Additionally, there are doubts regarding how effective the Internal Revenue Service would be in distributing funding when borrowers are at the closing table.

“I’m not sure that they have the infrastructure to do this, and I question, with the best of intentions, the IRS being able to pull that off,” the fair housing advocate said.

It seems that a more effective means of increasing minority homeownership is by providing down payment resources as a grant to first-time homebuyers.

“Direct cash subsidy is the only effective way to actually increase the pool of first-time homebuyer,” added Dworkin. “This group of homebuyers who use the tax credit the way it’s structured will be disproportionally white, but to narrow the gap for people of color, we need to focus it on first-generation homebuyers, who are disproportionately people of color.”

A bill that has garnered support from many nonprofits and housing advocates is from Rep. Maxine Waters (D-CA).

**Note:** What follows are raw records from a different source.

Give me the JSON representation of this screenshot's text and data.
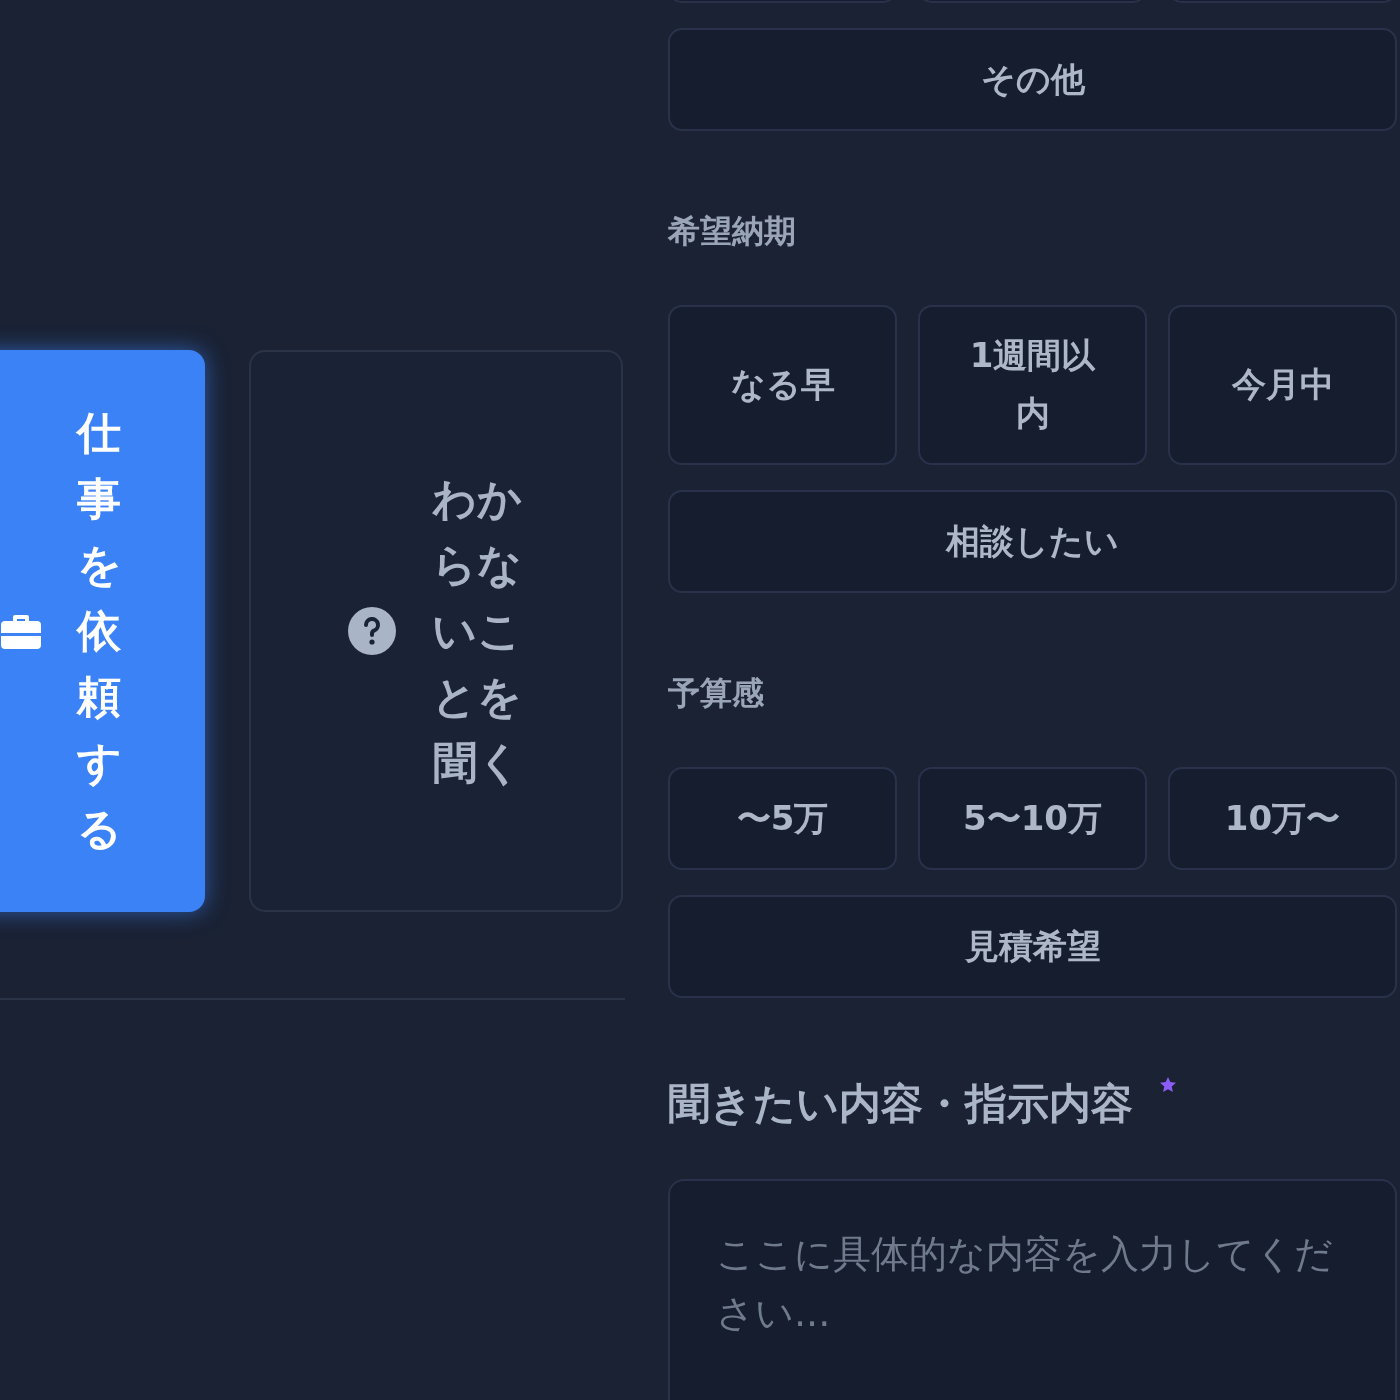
{
  "request_type": {
    "options": [
      {
        "label": "仕事を依頼する",
        "kind": "briefcase",
        "selected": true
      },
      {
        "label": "わからないことを聞く",
        "kind": "question",
        "selected": false
      }
    ]
  },
  "category": {
    "options": [
      {
        "selected": false
      },
      {
        "selected": false
      },
      {
        "selected": false
      },
      {
        "label": "その他",
        "selected": false
      }
    ]
  },
  "deadline": {
    "label": "希望納期",
    "options": [
      {
        "label": "なる早",
        "selected": false
      },
      {
        "label": "1週間以内",
        "selected": false
      },
      {
        "label": "今月中",
        "selected": false
      },
      {
        "label": "相談したい",
        "selected": false
      }
    ]
  },
  "budget": {
    "label": "予算感",
    "options": [
      {
        "label": "〜5万",
        "selected": false
      },
      {
        "label": "5〜10万",
        "selected": false
      },
      {
        "label": "10万〜",
        "selected": false
      },
      {
        "label": "見積希望",
        "selected": false
      }
    ]
  },
  "message": {
    "label": "聞きたい内容・指示内容",
    "required": true,
    "placeholder": "ここに具体的な内容を入力してください..."
  }
}
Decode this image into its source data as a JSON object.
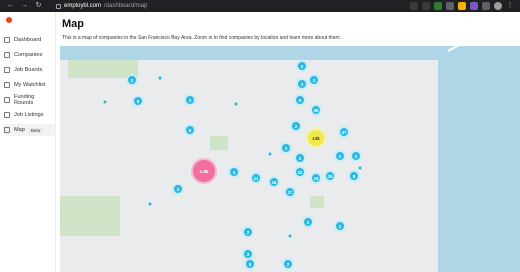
{
  "browser": {
    "domain": "employbl.com",
    "path": "/dashboard/map"
  },
  "sidebar": {
    "items": [
      {
        "label": "Dashboard"
      },
      {
        "label": "Companies"
      },
      {
        "label": "Job Boards"
      },
      {
        "label": "My Watchlist"
      },
      {
        "label": "Funding Rounds"
      },
      {
        "label": "Job Listings"
      },
      {
        "label": "Map",
        "badge": "Beta"
      }
    ]
  },
  "page": {
    "title": "Map",
    "description": "This is a map of companies in the San Francisco Bay Area. Zoom in to find companies by location and learn more about them."
  },
  "map": {
    "clusters": [
      {
        "label": "2",
        "kind": "small"
      },
      {
        "label": "5",
        "kind": "small"
      },
      {
        "label": "2",
        "kind": "small"
      },
      {
        "label": "9",
        "kind": "small"
      },
      {
        "label": "2",
        "kind": "small"
      },
      {
        "label": "3",
        "kind": "small"
      },
      {
        "label": "2",
        "kind": "small"
      },
      {
        "label": "6",
        "kind": "small"
      },
      {
        "label": "36",
        "kind": "small"
      },
      {
        "label": "2",
        "kind": "small"
      },
      {
        "label": "2",
        "kind": "small"
      },
      {
        "label": "13k",
        "kind": "yellow"
      },
      {
        "label": "47",
        "kind": "small"
      },
      {
        "label": "2",
        "kind": "small"
      },
      {
        "label": "32",
        "kind": "small"
      },
      {
        "label": "2",
        "kind": "small"
      },
      {
        "label": "3",
        "kind": "small"
      },
      {
        "label": "18",
        "kind": "small"
      },
      {
        "label": "17",
        "kind": "small"
      },
      {
        "label": "1.8k",
        "kind": "pink"
      },
      {
        "label": "4",
        "kind": "small"
      },
      {
        "label": "11",
        "kind": "small"
      },
      {
        "label": "16",
        "kind": "small"
      },
      {
        "label": "29",
        "kind": "small"
      },
      {
        "label": "8",
        "kind": "small"
      },
      {
        "label": "2",
        "kind": "small"
      },
      {
        "label": "2",
        "kind": "small"
      },
      {
        "label": "3",
        "kind": "small"
      },
      {
        "label": "2",
        "kind": "small"
      },
      {
        "label": "2",
        "kind": "small"
      },
      {
        "label": "5",
        "kind": "small"
      },
      {
        "label": "2",
        "kind": "small"
      }
    ]
  }
}
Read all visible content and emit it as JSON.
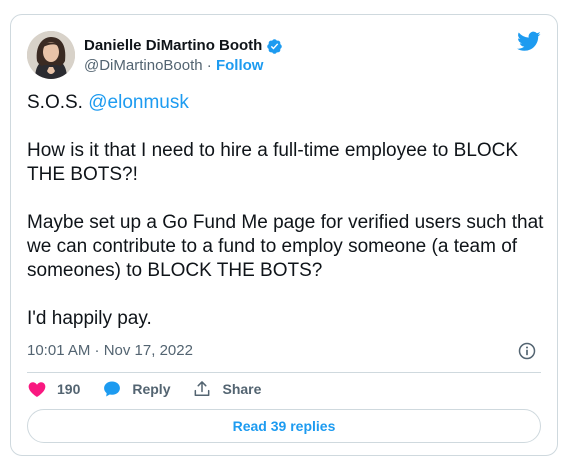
{
  "author": {
    "display_name": "Danielle DiMartino Booth",
    "handle": "@DiMartinoBooth",
    "separator": "·",
    "follow_label": "Follow"
  },
  "tweet": {
    "line1_prefix": "S.O.S. ",
    "line1_mention": "@elonmusk",
    "para2": "How is it that I need to hire a full-time employee to BLOCK THE BOTS?!",
    "para3": "Maybe set up a Go Fund Me page for verified users such that we can contribute to a fund to employ someone (a team of someones) to BLOCK THE BOTS?",
    "para4": "I'd happily pay."
  },
  "meta": {
    "timestamp": "10:01 AM · Nov 17, 2022"
  },
  "actions": {
    "likes_count": "190",
    "reply_label": "Reply",
    "share_label": "Share"
  },
  "footer": {
    "read_replies_label": "Read 39 replies"
  },
  "colors": {
    "accent": "#1d9bf0",
    "like": "#f91880",
    "text": "#0f1419",
    "muted": "#536471",
    "border": "#cfd9de"
  },
  "icons": {
    "verified": "verified-badge-icon",
    "brand": "twitter-bird-icon",
    "info": "info-icon",
    "like": "heart-icon",
    "reply": "speech-bubble-icon",
    "share": "share-arrow-icon"
  }
}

Her bill, dubbed the “Downpayment Toward Equity Act of 2021,” would provide $20,000 to $25,000 for first-generation homebuyers to address multigenerational inequities. The status of the DPA bill is currently unknown.

Whichever way it’s done, David Stevens, former FHA commissioner under the Obama administration and a past president of the Mortgage Bankers Association, noted that “the needs of first-time homebuyers are not being met and are even being harmed by this tight market, so maybe that’s enough to propel one of these ideas forward.”

Apart from the tax credit provision, Wyden’s bill is looked upon favorably by the fair housing community, several advocates told HousingWire.

“The DASH Act could be one of the most impactful programs to support affordable housing in a generation, and it brings together some of the most impactful programs with new ideas that have been discussed for a long time, but that have never actually been adopted by Congress,” said Dworkin.

Specifically, Wyden’s bill proposes to expand the existing Low-Income Housing Tax Credit (LIHTC) program, establish a renter’s tax credit program, as well as a middle-income housing tax credit program. The bill also could establish the so-called “neighborhood homes investment act,” which would aid in the construction or rehabilitation of housing located in distressed neighborhoods.

It is expected that certain provisions inside of the bill will be included in a reconciliation package that Democrats have been vying to pass in tandem with the infrastructure bill.